A big concern when using generative AI models is their predisposition to hallucinate or include incorrect information within responses. Two different hallucination evaluations, SimpleQA Accuracy and SimpleQA Hallucination, showed that GPT-4.5 was more accurate and hallucinated less than GPT-4o, o1, and o3-mini.
The results of comparative evaluations with human testers showed that GPT-4.5 is the more preferable model over GPT-4o. Particularly, human testers preferred it across everyday, professional, and creative queries.
Security
As always, OpenAI reassured the public that the models were deemed safe enough to be released, stress testing the model and detailing these results in the accompanying system card. The company also added that with every new release and increase in model capabilities, there are opportunities to make the models safer. For that reason, with the GPT-4.5 release, the company combined new supervision techniques with RLHF.
Availability
GPT-4.5 is in research preview for Pro users for now, accessible via the model picker on web, mobile, and desktop. If you don’t want to shell out the $200 for a Pro subscription, OpenAI shared it will begin rolling out GPT-4.5 to Plus and Team users next week, and then to Enterprise and Edu users the week after.

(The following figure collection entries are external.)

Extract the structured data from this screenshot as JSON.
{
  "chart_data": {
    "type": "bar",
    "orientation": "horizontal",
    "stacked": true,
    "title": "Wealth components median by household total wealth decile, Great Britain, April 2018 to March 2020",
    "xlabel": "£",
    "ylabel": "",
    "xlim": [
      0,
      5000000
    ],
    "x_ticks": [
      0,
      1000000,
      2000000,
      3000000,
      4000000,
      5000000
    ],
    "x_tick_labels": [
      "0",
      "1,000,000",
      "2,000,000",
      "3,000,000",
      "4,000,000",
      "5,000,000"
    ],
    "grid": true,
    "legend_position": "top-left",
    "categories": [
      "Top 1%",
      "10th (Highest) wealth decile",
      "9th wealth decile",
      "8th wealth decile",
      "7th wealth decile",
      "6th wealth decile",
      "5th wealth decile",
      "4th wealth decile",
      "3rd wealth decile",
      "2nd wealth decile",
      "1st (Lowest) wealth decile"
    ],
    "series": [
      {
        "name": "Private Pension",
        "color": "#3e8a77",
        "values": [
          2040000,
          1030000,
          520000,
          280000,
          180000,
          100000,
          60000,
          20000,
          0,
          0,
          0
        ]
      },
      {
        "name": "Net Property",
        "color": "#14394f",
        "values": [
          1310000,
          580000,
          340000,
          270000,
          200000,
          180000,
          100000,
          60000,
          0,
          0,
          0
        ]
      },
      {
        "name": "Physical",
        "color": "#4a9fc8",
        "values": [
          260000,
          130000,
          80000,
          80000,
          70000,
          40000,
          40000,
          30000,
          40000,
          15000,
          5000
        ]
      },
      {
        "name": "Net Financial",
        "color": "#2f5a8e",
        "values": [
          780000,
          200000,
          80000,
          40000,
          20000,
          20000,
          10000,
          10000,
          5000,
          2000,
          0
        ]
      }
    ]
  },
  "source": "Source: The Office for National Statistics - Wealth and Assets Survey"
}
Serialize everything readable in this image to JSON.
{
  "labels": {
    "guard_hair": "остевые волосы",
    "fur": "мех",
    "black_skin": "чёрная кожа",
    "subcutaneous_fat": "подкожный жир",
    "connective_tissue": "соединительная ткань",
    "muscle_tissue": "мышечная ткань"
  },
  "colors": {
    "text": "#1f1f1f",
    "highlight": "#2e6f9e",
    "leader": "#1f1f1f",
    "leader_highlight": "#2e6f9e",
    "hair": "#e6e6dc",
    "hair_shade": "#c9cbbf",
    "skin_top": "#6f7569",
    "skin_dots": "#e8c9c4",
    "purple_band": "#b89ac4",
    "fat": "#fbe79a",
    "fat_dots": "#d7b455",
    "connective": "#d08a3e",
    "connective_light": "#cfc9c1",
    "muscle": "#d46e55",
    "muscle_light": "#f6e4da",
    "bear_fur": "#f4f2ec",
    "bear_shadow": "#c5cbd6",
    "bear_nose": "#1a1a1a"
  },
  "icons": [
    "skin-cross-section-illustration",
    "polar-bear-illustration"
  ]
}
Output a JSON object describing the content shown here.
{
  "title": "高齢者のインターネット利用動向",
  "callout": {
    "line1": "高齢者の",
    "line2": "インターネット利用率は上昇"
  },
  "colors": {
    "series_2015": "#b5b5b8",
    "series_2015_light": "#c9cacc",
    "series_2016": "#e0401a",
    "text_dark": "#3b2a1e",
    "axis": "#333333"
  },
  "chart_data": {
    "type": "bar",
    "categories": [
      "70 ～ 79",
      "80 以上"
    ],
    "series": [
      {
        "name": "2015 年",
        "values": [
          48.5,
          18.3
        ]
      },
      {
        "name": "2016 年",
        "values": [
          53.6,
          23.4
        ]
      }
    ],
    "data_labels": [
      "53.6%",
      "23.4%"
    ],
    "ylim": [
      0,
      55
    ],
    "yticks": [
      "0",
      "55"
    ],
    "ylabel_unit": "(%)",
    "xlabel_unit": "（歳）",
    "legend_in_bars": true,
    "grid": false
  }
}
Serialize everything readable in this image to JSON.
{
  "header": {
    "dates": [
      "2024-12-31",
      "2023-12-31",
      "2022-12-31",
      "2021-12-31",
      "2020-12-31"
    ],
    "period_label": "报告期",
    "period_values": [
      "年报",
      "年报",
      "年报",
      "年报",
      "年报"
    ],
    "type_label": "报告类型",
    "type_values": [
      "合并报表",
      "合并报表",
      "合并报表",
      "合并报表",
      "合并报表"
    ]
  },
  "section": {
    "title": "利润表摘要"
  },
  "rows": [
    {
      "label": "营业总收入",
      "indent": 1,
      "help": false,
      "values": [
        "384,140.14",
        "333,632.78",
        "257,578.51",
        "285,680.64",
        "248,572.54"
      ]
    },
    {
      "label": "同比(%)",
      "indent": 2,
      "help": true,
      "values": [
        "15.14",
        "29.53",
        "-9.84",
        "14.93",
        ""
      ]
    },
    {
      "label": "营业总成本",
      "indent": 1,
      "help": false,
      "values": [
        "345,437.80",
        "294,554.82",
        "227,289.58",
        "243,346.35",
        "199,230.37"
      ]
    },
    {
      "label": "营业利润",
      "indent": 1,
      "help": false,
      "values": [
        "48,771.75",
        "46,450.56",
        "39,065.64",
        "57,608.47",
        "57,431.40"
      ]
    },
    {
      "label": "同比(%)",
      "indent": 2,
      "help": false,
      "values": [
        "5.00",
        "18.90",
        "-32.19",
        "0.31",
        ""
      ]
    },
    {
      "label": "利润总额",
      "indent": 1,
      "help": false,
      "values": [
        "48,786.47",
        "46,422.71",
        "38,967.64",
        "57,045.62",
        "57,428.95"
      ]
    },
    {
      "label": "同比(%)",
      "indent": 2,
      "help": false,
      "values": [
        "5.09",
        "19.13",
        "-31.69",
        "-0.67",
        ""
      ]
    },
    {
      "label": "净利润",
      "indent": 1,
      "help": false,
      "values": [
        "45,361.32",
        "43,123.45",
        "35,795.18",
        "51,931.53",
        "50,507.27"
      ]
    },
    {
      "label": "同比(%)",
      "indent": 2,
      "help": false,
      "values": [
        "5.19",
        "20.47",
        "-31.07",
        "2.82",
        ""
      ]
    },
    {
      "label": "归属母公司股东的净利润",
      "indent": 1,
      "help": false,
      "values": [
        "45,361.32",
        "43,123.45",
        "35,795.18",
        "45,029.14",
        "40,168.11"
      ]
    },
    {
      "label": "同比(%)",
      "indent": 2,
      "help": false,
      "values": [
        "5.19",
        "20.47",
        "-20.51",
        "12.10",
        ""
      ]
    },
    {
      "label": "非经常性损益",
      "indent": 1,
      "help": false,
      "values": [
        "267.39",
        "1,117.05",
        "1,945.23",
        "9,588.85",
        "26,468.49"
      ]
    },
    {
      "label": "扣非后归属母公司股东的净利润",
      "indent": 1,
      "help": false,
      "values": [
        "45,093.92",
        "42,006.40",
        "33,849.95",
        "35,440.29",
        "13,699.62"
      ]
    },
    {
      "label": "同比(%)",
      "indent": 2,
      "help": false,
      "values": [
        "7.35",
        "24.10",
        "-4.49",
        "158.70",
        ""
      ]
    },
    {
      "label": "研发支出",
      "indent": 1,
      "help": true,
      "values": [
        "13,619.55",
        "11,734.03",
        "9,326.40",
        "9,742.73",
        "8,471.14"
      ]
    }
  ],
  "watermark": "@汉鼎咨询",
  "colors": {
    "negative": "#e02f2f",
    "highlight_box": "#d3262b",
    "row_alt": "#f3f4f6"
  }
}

Also: OpenAI’s Deep Research can save you hours of work – and now it’s a lot cheaper to access
Altman shared on X that the goal was to launch the model for both Pro and Plus users at the same time, but that it is a “giant, expensive model.” He added that since the company ran out of GPUs, it will be adding tens of thousands of GPUs next week and roll the model out to Plus then.
The model is also being previewed to developers on all paid usage tiers in the Chat Completions API, Assistants API, and Batch API, according to OpenAI.